De surcroit, l’irresponsabilité absolue d’une personne pour les faits répréhensibles au regard de la loi ne peut que heurter la conscience collective de notre peuple et ses valeurs religieuses culturelles et morales. Elle serait par ailleurs en porte à faux par rapport à l’évolution des mentalités sociales, aux nouvelles exigences portées par les progrès de la démocratie et aux engagements internationaux de notre pays qui ne peuvent s’accommoder de l’impunité.

Quant au juge naturel de l’ancien Chef d’Etat, redevenu simple citoyen, il ne peut être que le juge ordinaire, la Haute Cour de Justice n’étant compétente, comme le précise l’article 93 de la Constitution, que pour le seul cas de Haute Trahison ; l’ancien président de la République pourra bien être soumis aux deux juridictions, parallèlement, chacune selon sa compétence légale propre.

2-Certes, le refus obstiné de Monsieur Mohamed Ould Abdelaziz de répondre à toutes les questions que lui pose la police judiciaire sur des faits précis relève de son droit de citoyen et de la ligne de défense qu’il s’est choisi , à ses risques et périls . Mais cette attitude dénote de son mépris pour les institutions de l’Etat et la volonté de couvrir d’opacité sa gestion de la chose publique.

3-Le débat soulevé autour de la légalité des commissions d’enquête parlementaires est, quant à lui, aussi artificiel que puéril dès lors que le contrôle de l’action du Gouvernement dans son ensemble est consacré par la Constitution et qu’une loi organique, texte de valeur normative supérieure aux lois ordinaires, est venue approuver le Règlement de l’Assemblée Nationale prévoyant la constitution de telles commissions.

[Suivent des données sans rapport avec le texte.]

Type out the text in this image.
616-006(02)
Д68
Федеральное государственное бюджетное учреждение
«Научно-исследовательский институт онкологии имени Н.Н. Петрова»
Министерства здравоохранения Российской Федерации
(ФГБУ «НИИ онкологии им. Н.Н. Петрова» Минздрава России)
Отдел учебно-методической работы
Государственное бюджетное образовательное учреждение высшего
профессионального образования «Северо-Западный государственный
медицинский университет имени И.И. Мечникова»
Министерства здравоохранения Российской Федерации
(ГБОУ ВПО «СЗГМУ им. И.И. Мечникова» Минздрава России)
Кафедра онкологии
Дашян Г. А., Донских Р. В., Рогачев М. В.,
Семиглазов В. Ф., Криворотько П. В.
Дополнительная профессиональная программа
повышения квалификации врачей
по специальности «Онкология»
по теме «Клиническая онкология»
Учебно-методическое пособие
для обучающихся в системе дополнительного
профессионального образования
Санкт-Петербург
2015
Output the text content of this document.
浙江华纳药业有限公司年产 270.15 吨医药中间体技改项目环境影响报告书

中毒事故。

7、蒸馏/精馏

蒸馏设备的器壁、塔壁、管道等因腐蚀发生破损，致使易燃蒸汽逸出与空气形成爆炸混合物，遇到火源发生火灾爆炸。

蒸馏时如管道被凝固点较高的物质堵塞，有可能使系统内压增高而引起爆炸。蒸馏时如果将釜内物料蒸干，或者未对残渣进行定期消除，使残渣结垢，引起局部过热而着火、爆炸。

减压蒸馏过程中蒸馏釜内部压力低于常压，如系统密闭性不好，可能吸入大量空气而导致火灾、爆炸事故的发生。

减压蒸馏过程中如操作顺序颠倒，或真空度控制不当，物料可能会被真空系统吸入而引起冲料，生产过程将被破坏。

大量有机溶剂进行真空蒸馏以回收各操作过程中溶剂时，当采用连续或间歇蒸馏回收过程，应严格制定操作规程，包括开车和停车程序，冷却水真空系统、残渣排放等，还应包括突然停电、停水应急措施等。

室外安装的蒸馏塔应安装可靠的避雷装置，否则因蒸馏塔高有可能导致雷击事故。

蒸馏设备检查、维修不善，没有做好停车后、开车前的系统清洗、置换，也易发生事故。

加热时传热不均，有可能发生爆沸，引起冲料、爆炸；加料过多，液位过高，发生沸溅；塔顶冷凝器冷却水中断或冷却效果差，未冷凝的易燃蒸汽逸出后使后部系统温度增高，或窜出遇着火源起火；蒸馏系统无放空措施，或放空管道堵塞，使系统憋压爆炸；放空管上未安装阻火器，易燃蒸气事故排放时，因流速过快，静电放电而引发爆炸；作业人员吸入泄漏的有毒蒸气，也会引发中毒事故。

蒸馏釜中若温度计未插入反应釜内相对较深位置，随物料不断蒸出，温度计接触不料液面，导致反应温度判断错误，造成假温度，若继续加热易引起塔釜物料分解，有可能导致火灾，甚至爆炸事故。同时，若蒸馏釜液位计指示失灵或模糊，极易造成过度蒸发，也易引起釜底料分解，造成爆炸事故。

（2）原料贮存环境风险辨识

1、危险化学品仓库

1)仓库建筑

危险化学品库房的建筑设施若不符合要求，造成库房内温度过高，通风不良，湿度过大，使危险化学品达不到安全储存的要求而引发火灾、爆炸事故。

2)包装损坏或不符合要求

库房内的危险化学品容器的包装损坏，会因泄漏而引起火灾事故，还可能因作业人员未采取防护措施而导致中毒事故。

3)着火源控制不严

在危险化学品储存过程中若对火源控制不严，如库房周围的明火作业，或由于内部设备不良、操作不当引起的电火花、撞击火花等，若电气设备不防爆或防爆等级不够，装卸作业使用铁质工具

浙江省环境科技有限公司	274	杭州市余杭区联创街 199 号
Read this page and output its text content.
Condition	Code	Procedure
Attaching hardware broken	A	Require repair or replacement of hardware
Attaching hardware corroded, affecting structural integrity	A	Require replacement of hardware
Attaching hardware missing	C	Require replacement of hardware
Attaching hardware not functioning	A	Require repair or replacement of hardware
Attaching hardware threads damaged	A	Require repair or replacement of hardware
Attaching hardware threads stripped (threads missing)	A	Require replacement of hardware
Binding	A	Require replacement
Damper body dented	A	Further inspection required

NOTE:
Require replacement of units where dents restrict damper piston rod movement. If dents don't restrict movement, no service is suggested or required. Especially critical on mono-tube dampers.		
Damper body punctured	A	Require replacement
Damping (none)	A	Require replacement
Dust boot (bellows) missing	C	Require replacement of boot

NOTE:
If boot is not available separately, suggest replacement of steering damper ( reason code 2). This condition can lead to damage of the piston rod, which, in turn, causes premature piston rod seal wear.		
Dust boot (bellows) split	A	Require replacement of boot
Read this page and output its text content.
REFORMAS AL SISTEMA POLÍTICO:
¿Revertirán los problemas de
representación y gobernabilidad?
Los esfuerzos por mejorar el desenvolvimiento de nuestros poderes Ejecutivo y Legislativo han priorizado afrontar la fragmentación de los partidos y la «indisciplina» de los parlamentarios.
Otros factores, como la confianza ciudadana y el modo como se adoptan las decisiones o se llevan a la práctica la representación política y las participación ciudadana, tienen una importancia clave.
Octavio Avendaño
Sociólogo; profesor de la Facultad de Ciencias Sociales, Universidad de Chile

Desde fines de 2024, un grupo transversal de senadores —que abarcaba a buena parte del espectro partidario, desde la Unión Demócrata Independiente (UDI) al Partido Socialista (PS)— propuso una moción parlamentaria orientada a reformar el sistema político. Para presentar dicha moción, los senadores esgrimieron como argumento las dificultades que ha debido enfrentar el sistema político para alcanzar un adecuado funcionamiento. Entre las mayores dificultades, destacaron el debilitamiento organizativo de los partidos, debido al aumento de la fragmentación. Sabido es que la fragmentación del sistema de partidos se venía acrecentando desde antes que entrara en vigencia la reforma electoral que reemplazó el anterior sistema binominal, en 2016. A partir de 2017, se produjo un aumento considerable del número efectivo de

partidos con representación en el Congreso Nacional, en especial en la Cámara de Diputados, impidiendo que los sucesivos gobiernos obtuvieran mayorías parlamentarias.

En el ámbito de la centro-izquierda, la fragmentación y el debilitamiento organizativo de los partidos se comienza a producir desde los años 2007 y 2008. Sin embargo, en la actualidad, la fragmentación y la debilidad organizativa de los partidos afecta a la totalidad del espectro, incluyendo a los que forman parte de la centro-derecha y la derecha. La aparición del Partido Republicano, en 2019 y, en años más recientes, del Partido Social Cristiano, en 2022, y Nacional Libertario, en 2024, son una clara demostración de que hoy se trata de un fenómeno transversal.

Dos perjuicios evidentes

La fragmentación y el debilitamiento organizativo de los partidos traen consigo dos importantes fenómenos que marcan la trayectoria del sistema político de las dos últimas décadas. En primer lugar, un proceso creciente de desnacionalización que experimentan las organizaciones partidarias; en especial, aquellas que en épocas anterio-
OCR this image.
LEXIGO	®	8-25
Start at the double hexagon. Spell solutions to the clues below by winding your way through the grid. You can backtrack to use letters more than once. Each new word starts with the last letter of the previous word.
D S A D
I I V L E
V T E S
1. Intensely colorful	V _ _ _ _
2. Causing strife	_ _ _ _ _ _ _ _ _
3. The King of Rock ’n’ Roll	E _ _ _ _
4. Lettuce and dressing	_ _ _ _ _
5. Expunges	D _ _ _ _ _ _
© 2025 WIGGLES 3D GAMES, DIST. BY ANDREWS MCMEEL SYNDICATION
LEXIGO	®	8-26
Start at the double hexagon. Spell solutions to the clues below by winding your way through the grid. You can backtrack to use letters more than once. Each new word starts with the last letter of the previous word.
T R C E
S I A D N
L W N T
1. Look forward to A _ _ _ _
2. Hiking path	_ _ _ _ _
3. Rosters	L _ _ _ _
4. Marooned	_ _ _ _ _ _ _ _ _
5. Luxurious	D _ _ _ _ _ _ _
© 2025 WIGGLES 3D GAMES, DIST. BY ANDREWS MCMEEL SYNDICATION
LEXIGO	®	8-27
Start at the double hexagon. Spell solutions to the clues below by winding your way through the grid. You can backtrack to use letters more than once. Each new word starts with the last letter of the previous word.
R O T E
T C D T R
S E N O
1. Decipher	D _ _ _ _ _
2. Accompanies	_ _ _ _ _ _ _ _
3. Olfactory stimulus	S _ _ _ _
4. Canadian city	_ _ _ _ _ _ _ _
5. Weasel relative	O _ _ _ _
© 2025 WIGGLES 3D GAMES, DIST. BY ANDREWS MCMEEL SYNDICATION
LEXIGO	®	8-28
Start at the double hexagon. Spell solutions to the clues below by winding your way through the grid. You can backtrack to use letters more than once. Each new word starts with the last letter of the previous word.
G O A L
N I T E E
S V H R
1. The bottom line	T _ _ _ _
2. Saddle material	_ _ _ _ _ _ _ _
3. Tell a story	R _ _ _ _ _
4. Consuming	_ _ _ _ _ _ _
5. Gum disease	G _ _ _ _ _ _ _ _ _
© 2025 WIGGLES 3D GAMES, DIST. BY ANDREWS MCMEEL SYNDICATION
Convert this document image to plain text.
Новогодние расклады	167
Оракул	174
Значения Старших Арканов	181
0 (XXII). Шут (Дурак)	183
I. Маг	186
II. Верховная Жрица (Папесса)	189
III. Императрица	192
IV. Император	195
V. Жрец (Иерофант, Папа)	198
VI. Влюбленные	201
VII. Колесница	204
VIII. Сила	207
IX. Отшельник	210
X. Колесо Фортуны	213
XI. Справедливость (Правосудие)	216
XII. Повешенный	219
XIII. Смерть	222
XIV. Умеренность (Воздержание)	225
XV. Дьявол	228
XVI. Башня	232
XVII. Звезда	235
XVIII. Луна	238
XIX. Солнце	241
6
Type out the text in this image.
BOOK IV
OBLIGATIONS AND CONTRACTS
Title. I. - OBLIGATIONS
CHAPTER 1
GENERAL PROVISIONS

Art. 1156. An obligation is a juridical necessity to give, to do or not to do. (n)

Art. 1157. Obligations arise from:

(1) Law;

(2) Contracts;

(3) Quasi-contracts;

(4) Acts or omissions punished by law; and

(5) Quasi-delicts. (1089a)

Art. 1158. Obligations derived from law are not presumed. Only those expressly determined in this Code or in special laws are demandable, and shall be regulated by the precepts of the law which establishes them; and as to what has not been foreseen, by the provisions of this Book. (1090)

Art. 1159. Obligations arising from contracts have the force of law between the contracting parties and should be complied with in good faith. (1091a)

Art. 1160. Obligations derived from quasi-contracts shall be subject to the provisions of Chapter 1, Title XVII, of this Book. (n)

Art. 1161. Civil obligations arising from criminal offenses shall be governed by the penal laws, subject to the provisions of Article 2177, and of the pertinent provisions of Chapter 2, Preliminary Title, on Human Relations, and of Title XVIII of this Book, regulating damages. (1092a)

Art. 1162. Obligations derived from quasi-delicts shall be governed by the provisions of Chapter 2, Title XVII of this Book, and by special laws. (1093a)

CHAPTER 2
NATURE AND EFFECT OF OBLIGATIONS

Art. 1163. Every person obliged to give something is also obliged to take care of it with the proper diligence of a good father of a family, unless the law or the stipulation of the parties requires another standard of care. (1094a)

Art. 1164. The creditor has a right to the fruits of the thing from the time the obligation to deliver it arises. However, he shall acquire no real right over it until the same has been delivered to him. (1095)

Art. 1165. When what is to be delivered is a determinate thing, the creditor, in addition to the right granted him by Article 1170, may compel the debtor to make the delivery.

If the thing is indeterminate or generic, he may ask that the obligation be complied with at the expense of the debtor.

Ce débat est par ailleurs sans intérêt sur le plan pratique dans la mesure où l’action judiciaire est déclenchée sur la base des conclusions de l’enquête de la police judiciaire et non sur celles de la commission d’enquête parlementaire.

4- Dans ses interventions faites ici et là, le Groupe d’avocats de Monsieur l’ancien président de la République oublie aussi que si l’article 10 de la Constitution consacre la liberté de circulation des personnes, il prévoit aussi qu’elle peut être limitée par la loi et que c’est précisément la loi qui donne au Procureur de la République, la faculté de restreindre la liberté de mouvement de toute personne suspectée d’avoir commis une grave infraction.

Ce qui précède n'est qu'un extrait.